Area hog producer urges visa reform

MARSHALL — A Lyon County farmer is urging Congressional representatives from Minnesota to work on visa reform.

“Our and Minnesota Park farmer’s labor needs are hindered by the 2.7 percent unemployment rate in southern Minnesota, which means there just aren’t enough people in the area to fill the jobs,” Greg Boerboom told the Independent last week. He is general manager of Boerboom Ag Resources, one of the largest hog producers in Lyon County.

Greg Boerboom of rural Marshall was in Washington D.C. Sept. 12-14 for the National Legislative Action Conference for Pork Producers.

“When I was in Washington, D.C. for the conference, we were lobbying to get meaningful visa reform legislation in place to make it easier for farm employers and potential farm employees to navigate the visa system process.”

Boerbooms said his company has been fortunate most of its positions are filled with local people. However, other businesses are not so fortunate.

Boerboom said many foreign workers who come on temporary visas to work for just the summer, cannot fill the pork producers positions because it takes them all summer to go through the training they need for the high level jobs like nursery and breeding barns with artificial insemination.

“(These) high-skilled pig caretakers are needed,” Boerboom said. “But the positions take the whole summer just to train them, then they have to go back home. They need visas for extended lengths of time so they can work here. We need a larger labor force — even in towns. I see signs in Marshall that they are looking for help.”

Boerboom said that attending pork producer conferences is also a continuity situation. The more you meet with the congressmen, the more they get to know you.

“We meet with every state representative and senator, such as Amy Klobuchar and Al Franken, or their aids,” Boerboom said. “We want to work with people we know. So do they. We’ve gone there enough that our congressmen, like Colin Peterson, recognize us.”

During the conference, Boerboom said, there is a large, casual reception where they serve pork. The room is filled with lobbyists, legislators and their aids. It is geared toward the pork producers getting to know the aids.

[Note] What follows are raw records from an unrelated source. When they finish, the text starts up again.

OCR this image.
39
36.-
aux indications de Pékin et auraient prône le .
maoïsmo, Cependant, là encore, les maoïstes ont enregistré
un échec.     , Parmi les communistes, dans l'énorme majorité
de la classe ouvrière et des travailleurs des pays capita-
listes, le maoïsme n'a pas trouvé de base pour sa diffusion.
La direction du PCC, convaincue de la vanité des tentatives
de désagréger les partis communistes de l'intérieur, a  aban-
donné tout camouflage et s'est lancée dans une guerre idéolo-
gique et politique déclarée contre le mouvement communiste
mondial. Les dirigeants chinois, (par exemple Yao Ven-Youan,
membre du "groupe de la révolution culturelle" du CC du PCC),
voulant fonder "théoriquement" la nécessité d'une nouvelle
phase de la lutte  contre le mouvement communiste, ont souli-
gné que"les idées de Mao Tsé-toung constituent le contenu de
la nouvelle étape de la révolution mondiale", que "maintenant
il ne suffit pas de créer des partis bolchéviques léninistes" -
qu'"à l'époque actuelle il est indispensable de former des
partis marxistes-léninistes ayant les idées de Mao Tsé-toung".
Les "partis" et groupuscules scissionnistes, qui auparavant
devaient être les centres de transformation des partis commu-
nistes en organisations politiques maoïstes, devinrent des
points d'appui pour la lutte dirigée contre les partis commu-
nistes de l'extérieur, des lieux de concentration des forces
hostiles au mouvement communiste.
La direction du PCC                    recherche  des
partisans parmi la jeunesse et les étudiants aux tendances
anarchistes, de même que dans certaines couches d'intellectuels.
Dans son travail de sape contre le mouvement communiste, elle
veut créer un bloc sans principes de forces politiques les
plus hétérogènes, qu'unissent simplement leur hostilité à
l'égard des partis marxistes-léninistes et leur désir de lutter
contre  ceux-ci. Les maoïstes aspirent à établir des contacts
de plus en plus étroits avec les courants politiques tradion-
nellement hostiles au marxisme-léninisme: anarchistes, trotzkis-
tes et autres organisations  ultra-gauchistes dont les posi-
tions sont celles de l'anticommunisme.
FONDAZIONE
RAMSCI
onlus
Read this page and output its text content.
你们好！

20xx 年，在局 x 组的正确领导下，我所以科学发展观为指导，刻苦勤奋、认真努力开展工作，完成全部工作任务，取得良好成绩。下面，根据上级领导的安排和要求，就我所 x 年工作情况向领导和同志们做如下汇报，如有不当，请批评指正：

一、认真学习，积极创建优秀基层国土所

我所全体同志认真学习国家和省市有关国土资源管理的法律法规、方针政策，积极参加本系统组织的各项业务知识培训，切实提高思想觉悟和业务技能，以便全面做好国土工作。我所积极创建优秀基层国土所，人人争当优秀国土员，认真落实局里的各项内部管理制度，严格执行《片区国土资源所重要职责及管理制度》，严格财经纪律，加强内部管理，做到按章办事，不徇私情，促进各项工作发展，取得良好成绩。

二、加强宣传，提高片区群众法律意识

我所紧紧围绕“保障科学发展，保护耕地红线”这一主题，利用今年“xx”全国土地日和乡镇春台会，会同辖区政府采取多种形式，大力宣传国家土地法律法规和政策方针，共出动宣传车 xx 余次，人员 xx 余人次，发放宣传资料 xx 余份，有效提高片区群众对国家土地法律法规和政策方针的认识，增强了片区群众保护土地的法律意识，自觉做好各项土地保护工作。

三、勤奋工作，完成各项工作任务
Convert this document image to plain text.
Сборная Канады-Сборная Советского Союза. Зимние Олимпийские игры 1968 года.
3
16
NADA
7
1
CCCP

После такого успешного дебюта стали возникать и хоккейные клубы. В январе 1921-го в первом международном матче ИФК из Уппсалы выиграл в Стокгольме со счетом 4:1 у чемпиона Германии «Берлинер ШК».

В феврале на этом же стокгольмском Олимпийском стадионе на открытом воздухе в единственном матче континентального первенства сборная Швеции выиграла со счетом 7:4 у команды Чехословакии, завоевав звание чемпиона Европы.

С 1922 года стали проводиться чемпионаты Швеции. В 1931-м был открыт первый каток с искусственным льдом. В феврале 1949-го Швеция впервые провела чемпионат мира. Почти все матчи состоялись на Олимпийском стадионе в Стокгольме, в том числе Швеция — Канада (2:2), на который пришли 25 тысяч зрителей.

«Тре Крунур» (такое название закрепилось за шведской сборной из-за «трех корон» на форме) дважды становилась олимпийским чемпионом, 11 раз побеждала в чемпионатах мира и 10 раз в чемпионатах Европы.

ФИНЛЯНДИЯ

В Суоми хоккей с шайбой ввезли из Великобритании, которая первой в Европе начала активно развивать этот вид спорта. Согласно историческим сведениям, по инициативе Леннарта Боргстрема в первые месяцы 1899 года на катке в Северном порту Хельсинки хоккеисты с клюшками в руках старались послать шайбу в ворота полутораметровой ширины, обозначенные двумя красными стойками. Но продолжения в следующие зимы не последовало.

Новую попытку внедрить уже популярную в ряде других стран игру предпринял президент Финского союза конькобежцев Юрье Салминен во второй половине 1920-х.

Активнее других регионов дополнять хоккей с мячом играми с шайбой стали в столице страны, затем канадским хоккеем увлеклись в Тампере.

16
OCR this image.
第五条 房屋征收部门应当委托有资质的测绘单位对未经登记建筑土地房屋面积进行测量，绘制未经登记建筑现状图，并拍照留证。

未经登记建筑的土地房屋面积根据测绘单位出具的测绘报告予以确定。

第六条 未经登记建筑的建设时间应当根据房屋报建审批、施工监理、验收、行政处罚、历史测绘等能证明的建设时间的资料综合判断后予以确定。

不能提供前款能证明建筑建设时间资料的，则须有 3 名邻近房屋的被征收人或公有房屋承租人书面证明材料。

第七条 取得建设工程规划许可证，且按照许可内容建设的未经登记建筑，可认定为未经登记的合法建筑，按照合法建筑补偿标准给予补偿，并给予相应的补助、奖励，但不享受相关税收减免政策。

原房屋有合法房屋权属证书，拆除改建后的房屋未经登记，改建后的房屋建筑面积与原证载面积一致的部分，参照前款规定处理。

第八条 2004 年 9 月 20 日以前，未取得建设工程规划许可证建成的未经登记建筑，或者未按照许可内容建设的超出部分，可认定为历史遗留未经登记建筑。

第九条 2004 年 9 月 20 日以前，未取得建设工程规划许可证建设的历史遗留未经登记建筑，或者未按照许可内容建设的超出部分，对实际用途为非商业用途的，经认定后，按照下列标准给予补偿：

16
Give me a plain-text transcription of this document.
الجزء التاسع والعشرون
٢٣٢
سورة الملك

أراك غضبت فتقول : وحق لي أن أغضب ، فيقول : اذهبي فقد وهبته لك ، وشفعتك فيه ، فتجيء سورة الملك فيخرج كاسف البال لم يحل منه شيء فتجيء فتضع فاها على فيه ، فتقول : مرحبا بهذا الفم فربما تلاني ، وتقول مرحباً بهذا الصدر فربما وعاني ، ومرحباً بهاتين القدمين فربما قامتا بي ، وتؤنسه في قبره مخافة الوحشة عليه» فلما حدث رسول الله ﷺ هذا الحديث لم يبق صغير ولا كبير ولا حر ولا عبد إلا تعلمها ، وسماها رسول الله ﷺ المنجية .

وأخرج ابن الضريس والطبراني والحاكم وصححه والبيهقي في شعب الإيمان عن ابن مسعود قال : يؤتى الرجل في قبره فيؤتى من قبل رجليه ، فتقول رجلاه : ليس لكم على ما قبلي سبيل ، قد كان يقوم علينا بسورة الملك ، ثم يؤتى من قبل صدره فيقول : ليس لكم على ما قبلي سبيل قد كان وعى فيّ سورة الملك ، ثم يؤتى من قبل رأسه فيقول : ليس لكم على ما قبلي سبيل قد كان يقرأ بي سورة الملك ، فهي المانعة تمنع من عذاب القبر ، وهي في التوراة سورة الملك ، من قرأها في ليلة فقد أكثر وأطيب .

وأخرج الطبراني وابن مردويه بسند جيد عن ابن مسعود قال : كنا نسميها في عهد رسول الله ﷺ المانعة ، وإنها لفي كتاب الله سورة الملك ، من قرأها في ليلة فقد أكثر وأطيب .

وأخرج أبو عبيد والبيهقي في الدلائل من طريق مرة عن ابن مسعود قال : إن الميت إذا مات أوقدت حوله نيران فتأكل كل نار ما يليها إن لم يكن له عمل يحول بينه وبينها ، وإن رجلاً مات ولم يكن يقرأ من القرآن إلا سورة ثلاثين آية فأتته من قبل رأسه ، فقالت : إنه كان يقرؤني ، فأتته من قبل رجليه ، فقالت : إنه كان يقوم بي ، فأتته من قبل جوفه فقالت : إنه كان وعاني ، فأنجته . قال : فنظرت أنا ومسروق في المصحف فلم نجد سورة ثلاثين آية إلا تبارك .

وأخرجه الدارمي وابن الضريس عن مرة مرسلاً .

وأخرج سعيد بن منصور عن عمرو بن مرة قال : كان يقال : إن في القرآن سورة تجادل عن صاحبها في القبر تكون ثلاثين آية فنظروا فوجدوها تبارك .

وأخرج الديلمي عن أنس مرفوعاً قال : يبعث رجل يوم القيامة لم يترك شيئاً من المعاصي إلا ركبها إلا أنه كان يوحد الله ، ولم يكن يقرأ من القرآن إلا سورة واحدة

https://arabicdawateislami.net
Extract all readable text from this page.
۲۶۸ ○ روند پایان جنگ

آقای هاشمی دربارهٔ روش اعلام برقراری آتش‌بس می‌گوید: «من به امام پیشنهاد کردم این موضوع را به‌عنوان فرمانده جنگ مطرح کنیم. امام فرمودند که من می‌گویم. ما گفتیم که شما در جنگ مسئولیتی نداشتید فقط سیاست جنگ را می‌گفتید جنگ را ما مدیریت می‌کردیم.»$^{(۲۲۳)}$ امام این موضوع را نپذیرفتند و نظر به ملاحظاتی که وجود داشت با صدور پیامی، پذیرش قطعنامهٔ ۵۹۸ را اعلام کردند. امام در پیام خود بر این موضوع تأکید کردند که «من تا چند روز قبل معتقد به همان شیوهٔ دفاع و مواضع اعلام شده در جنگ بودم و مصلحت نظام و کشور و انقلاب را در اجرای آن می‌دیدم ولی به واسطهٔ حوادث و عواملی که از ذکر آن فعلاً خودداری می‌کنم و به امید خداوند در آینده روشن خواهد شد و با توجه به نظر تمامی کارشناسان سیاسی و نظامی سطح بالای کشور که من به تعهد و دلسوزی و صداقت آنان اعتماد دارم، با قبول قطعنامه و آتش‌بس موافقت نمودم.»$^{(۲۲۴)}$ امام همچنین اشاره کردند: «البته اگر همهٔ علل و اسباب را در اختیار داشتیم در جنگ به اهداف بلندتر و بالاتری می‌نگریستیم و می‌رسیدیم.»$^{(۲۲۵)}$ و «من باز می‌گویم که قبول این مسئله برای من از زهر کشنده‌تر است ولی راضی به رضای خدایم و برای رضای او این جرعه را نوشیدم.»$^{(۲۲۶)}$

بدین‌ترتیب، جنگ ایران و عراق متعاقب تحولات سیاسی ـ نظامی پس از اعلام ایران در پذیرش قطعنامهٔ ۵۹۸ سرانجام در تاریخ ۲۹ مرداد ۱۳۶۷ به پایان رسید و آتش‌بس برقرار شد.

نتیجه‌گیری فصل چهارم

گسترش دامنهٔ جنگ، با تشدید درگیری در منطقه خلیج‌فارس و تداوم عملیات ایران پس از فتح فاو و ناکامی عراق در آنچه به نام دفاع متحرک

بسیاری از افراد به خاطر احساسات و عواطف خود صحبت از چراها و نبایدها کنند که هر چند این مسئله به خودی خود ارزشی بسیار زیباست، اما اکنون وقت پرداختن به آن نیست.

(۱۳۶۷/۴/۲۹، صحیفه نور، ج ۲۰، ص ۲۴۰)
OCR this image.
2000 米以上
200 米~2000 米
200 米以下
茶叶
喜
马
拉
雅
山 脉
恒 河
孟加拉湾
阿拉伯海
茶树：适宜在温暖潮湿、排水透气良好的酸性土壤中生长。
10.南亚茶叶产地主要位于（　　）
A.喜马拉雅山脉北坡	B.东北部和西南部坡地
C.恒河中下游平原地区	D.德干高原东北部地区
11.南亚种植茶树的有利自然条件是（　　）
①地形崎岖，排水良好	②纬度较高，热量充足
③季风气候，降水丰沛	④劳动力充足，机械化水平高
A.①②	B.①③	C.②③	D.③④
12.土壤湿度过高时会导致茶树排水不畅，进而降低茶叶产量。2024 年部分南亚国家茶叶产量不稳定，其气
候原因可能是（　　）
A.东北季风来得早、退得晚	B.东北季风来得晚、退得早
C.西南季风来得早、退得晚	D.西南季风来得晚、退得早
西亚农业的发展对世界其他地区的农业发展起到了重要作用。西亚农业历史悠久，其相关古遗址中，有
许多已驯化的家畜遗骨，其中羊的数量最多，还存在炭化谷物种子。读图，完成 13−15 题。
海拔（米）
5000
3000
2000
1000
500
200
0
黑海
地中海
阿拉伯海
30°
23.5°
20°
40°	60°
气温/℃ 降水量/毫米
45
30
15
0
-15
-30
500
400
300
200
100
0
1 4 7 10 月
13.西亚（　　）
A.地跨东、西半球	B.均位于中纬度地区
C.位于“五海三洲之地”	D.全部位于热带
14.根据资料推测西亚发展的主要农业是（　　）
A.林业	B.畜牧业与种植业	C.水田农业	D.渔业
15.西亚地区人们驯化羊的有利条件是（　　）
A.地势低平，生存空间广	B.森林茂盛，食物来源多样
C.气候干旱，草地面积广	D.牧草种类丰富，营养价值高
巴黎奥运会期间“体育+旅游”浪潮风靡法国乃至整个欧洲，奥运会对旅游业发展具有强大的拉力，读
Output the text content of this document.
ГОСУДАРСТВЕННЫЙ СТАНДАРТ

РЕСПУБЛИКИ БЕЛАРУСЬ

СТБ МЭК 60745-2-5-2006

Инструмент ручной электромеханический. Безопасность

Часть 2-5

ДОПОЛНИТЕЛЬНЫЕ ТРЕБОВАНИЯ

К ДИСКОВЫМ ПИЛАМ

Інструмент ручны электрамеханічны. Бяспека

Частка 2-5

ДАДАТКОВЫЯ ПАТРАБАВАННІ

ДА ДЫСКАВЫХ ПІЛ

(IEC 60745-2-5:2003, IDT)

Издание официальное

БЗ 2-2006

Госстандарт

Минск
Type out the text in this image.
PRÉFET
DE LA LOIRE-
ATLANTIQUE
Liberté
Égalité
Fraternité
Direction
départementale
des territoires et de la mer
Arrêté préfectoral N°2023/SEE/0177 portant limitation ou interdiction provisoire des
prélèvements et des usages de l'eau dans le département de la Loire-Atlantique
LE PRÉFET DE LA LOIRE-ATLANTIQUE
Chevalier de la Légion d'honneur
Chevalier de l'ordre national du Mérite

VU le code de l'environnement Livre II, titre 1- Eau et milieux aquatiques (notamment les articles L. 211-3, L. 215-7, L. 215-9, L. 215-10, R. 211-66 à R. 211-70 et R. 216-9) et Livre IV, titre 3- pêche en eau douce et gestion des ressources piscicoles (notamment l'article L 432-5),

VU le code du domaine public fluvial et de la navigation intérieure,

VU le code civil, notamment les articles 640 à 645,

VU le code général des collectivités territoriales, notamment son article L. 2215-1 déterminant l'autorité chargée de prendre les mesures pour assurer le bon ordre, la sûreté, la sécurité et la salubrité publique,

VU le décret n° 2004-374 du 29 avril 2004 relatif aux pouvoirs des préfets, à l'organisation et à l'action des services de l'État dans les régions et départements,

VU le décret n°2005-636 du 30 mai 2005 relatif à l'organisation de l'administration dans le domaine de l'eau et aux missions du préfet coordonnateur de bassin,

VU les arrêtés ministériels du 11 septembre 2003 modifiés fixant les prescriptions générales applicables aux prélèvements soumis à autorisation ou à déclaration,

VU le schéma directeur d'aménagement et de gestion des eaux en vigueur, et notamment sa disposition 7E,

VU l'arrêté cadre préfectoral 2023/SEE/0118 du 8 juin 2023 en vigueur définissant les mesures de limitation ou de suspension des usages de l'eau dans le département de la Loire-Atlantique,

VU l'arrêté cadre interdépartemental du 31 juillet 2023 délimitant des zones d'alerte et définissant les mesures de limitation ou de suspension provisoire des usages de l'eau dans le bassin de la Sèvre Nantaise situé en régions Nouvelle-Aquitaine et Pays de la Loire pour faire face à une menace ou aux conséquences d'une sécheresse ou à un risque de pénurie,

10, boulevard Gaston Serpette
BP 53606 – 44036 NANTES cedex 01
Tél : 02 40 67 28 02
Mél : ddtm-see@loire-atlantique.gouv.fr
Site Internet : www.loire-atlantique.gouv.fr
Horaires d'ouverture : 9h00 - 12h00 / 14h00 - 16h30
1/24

“Normally, a great number of legislators come, too, but this year, their attendance was pretty light because there was a vote going on at the same time,” Boerboom said.

He said he has been involved with the Pork Producers since before he and his wife, Paula, incorporated their farming business, calling it Boerboom Ag Resources, LLC (Limited Liability Corporation.

“We made it an LLC in about 2009,” Boerboom said. “However, we’ve done the same model since the early 1990s. We even had informal (hog-raising business) relationships in the 1980s.”

From 1996 to 2002, Boerboom was active on the national board of Pork Producers on the checkoff side, but he took off a few years to raise a family. Now that the children are grown and running the hog business, Boerboom has more free time to dedicate to the Pork Producers Association.

“Now, I’m state vice president,” Boerboom said. “The industry has to be strong for us to be strong.”